Biology of Reproduction, Vol 51, 1117-1125, Copyright © 1994 by Society for the Study of Reproduction

ARTICLES

Characterization of a monoclonal antibody to a human intra-acrosomal antigen that inhibits fertilization

C Jimenez, B Sion, G Grizard, C Artonne, JL Kemeny and D Boucher
Laboratoire de Biologie du Developpement et de la Reproduction, Faculte de Medecine, Clermont-Ferrand, France.

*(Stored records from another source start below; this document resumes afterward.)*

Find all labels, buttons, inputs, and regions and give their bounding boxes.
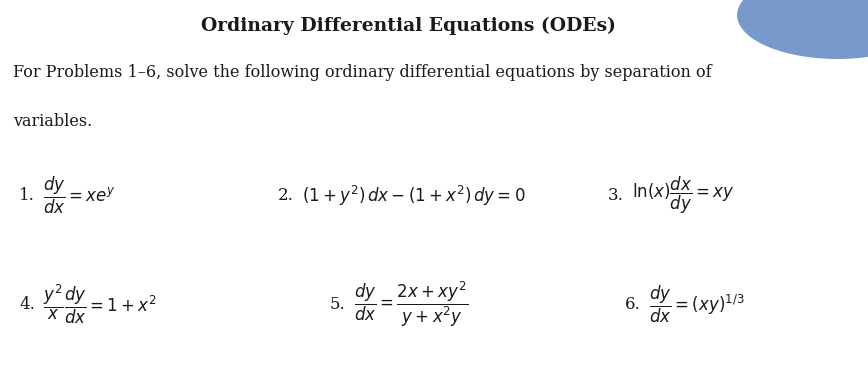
Text: 5.: 5. [330, 296, 345, 313]
Text: 2.: 2. [278, 187, 293, 204]
Text: $\dfrac{y^2}{x}\dfrac{dy}{dx} = 1 + x^2$: $\dfrac{y^2}{x}\dfrac{dy}{dx} = 1 + x^2$ [43, 283, 157, 326]
Text: variables.: variables. [13, 113, 92, 130]
Text: $\dfrac{dy}{dx} = (xy)^{1/3}$: $\dfrac{dy}{dx} = (xy)^{1/3}$ [649, 284, 745, 325]
Text: $\dfrac{dy}{dx} = xe^y$: $\dfrac{dy}{dx} = xe^y$ [43, 175, 116, 216]
Text: $(1 + y^2)\,dx - (1 + x^2)\,dy = 0$: $(1 + y^2)\,dx - (1 + x^2)\,dy = 0$ [302, 183, 525, 208]
Text: $\dfrac{dy}{dx} = \dfrac{2x + xy^2}{y + x^2 y}$: $\dfrac{dy}{dx} = \dfrac{2x + xy^2}{y + … [354, 280, 468, 329]
Circle shape [738, 0, 868, 58]
Text: 1.: 1. [19, 187, 35, 204]
Text: 3.: 3. [608, 187, 623, 204]
Text: 6.: 6. [625, 296, 641, 313]
Text: 4.: 4. [19, 296, 35, 313]
Text: Ordinary Differential Equations (ODEs): Ordinary Differential Equations (ODEs) [201, 17, 615, 35]
Text: For Problems 1–6, solve the following ordinary differential equations by separat: For Problems 1–6, solve the following or… [13, 64, 712, 81]
Text: $\ln(x)\dfrac{dx}{dy} = xy$: $\ln(x)\dfrac{dx}{dy} = xy$ [632, 175, 734, 216]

Among monoclonal antibodies (mAb) selected after the immunization of mice with human ejaculated spermatozoa, mAb I9G9 (IgG1 kappa) was found by immunoperoxidase staining to label most of the acrosome of human spermatozoa permeabilized with methanol-acetone. The antigen was poorly expressed on the surface of fresh ejaculated sperm, but was detectable on most viable sperm after 5-h incubation in medium containing human serum albumin (HSA) followed by 30-min incubation with the calcium ionophore A23187. This treatment resulted in acrosomal loss. Immunoelectron microscopy labeling with I9G9 mAb localized the antigen within the acrosome. Immunocytochemistry on testis sections showed that antigen was located in the round spermatids within the adluminal compartment of the seminiferous epithelium. Western blotting of sperm extract proteins showed that sperm intra-acrosomal (SIAA) recognized by I9G9 mAb had a polymorphism of immunogenic peptides from 16 to 35 kDa. Most of the antigenic peptides possessed an isoelectric point of approximately 5. When spermatozoa were treated with a series of protease inhibitors, the polymorphism of immunogenic peptides was reduced, suggesting that the multiple form of the antigen was due, at least in part, to proteolytic processing. In the testis, only a single peptide band of 35 kDa was detected with mAb I9G9. Studies of human tissue specificity by Western blotting showed that the epitope recognized by I9G9 mAb was present solely in ejaculated spermatozoa and the testis. I9G9 mAb did not agglutinate or immobilize sperm but inhibited the penetration of zona-free hamster ova by human sperm.